Side note: The KB bot will become much better soon. We have some plans to make it actually useful.

So, we started thinking about things that annoy us the most. After looking through a couple of tickets, the answer was clear - email signatures. The problem is - signatures are often longer than the actual useful text. They contain URLs, phone numbers, addresses, confidentiality disclaimers, "save the environment" stuff and, my favorite, inspirational quotes. There is nothing in there that I care about, but I have to scroll through it multiple times per day.

We decided to start looking into ways to hide the signatures automatically using AI.

There are some existing solutions (although, not a lot), but they didn't work for us for various reasons. We needed to make our own solution.

Training the AI model

The way our algorithm works is relatively straightforward. We need to go over an email line by line and predict if the line is a signature or not. Once we find the first signature line, we just assume that all the lines below it are parts of the signature as well. In AI it's called binary classification. There are a lot of algorithms available, but we settled on Fast tree and SVM because it produced the best results.
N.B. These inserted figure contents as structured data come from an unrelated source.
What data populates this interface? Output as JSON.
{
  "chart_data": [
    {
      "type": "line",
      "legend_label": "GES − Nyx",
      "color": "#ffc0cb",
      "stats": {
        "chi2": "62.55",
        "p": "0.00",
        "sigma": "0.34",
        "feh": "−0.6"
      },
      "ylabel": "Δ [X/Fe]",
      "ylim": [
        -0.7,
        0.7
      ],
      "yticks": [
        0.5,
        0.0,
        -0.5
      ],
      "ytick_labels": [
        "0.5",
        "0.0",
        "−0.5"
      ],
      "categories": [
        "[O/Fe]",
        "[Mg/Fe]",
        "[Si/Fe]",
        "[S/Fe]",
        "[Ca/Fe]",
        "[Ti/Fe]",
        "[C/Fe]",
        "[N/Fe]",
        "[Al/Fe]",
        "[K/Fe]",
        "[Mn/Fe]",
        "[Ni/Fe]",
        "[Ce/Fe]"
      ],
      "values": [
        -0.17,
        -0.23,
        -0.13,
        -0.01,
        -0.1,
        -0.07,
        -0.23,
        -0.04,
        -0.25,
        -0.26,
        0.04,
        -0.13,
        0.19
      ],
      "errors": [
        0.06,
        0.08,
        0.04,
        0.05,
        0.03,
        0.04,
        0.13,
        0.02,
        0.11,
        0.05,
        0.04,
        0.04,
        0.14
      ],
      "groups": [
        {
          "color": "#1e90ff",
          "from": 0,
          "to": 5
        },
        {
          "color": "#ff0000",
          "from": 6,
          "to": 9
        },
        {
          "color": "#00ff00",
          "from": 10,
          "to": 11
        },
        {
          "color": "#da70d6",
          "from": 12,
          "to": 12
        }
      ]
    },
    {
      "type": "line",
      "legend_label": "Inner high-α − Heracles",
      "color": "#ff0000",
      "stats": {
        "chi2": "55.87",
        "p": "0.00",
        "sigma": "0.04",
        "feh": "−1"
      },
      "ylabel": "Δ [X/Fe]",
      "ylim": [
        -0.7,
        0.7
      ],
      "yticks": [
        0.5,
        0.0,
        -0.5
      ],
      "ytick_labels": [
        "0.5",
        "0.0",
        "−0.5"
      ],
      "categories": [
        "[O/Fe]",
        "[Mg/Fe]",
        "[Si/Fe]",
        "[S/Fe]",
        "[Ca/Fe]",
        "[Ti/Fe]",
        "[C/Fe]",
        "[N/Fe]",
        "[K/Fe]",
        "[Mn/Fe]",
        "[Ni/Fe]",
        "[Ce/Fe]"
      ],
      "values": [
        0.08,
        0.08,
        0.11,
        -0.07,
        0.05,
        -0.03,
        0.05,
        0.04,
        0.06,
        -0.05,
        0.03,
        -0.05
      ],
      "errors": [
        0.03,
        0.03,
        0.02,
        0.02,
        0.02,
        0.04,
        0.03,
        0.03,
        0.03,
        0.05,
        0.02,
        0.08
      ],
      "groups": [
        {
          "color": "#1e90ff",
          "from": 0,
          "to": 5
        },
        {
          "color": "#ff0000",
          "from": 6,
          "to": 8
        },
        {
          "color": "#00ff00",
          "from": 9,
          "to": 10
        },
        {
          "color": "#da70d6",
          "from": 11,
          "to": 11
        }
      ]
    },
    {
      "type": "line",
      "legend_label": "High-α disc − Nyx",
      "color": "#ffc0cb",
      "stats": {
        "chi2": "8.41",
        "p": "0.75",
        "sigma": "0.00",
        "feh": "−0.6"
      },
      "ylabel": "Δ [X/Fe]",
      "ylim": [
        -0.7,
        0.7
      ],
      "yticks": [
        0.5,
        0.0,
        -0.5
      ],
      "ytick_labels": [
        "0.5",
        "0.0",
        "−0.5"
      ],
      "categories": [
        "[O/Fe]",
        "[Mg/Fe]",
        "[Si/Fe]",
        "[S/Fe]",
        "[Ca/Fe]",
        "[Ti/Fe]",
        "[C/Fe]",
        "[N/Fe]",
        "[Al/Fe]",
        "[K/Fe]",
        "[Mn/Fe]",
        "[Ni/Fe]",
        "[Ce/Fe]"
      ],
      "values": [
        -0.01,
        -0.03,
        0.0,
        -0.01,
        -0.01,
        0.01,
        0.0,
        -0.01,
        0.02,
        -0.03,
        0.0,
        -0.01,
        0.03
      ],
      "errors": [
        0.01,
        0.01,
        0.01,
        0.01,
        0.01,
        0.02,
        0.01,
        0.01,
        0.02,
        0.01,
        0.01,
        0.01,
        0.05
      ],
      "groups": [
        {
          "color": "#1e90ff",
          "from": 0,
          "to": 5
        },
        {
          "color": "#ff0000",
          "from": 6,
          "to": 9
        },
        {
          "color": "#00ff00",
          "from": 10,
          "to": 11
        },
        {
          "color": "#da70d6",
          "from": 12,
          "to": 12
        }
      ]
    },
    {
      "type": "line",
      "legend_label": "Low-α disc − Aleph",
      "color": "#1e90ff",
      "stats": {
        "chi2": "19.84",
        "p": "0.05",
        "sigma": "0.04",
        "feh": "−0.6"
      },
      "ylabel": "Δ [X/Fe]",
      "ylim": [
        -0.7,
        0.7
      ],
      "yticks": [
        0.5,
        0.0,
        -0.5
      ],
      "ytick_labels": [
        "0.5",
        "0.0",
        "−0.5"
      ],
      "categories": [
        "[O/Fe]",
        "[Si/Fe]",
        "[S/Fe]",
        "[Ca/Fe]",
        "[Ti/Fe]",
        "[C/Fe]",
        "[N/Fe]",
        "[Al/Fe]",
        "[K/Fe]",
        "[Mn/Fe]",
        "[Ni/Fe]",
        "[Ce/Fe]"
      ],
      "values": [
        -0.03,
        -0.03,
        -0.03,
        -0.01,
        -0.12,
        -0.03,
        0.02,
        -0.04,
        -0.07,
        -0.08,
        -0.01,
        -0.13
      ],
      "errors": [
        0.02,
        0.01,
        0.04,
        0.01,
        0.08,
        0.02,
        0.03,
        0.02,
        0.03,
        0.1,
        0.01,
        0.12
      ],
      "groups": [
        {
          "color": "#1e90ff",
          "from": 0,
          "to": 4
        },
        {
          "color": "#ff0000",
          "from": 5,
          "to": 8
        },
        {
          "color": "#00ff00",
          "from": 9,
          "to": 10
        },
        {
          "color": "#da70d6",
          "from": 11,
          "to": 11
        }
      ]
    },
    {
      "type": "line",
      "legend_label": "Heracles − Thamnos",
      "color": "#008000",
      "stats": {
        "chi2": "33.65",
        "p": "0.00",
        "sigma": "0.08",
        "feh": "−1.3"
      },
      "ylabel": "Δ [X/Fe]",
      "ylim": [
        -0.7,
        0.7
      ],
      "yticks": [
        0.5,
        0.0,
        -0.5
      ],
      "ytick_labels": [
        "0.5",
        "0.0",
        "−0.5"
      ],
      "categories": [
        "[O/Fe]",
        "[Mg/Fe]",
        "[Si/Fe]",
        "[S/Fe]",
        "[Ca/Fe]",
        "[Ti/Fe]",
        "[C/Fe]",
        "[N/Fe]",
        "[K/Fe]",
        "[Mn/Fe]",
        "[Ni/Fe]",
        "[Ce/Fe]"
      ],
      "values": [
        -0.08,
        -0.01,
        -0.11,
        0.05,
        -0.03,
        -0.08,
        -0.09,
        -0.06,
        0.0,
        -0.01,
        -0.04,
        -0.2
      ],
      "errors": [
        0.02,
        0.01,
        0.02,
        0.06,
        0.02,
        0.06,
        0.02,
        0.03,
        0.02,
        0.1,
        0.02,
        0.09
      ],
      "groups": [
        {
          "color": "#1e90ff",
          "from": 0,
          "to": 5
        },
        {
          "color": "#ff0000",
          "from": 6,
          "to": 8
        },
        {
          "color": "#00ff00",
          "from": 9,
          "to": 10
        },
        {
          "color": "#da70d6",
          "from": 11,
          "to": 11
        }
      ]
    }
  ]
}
The problem is computers are bad at understanding text. Before we feed a line of text to the trainer, we need to convert it to an array of numbers. The process is called featurizing and the resulting array is called a feature vector.

Currently, we use 14 different features, but we continuously tweak and reevaluate them. Some feature examples are:

Has typical words ("regards," "thanks," etc.)
Special characters are more than 90% of the line ("---," "*")
A lot of uppercased words
Number of line breaks before the current line
Has an email, phone or URL
Position within the email
Etc. etc. etc. There's more cool stuff there, but Alex tells me to shut up "because competitors".

After we train our model using these features, it will "know" what is most likely to be a signature. There was only one problem.

To train the model we actually needed some training data. So we took around 5000 real world emails and manually annotated signatures in those. Then we took the annotated emails and fed them to the featurizer and then to the model trainer.

The resulting model predicts signatures with almost 99% accuracy which is really good in the AI world.

Privacy note: all the model data is anonymous and contains no personally identifiable information. It's all just a bunch of numbers.

False positives and other possible issues

Customers: please report all the tickets where the signature was identified incorrectly or was not identified at all. We will work through them and retrain our model.

Non-English languages theoretically will have more false positives since 90% of the training data was in English. That said, most of the features we use are not language dependent. At least it should work the same for all the European languages (insert Brexit joke here).

We may turn it off and on again (tm) while we apply the finishing tweaks.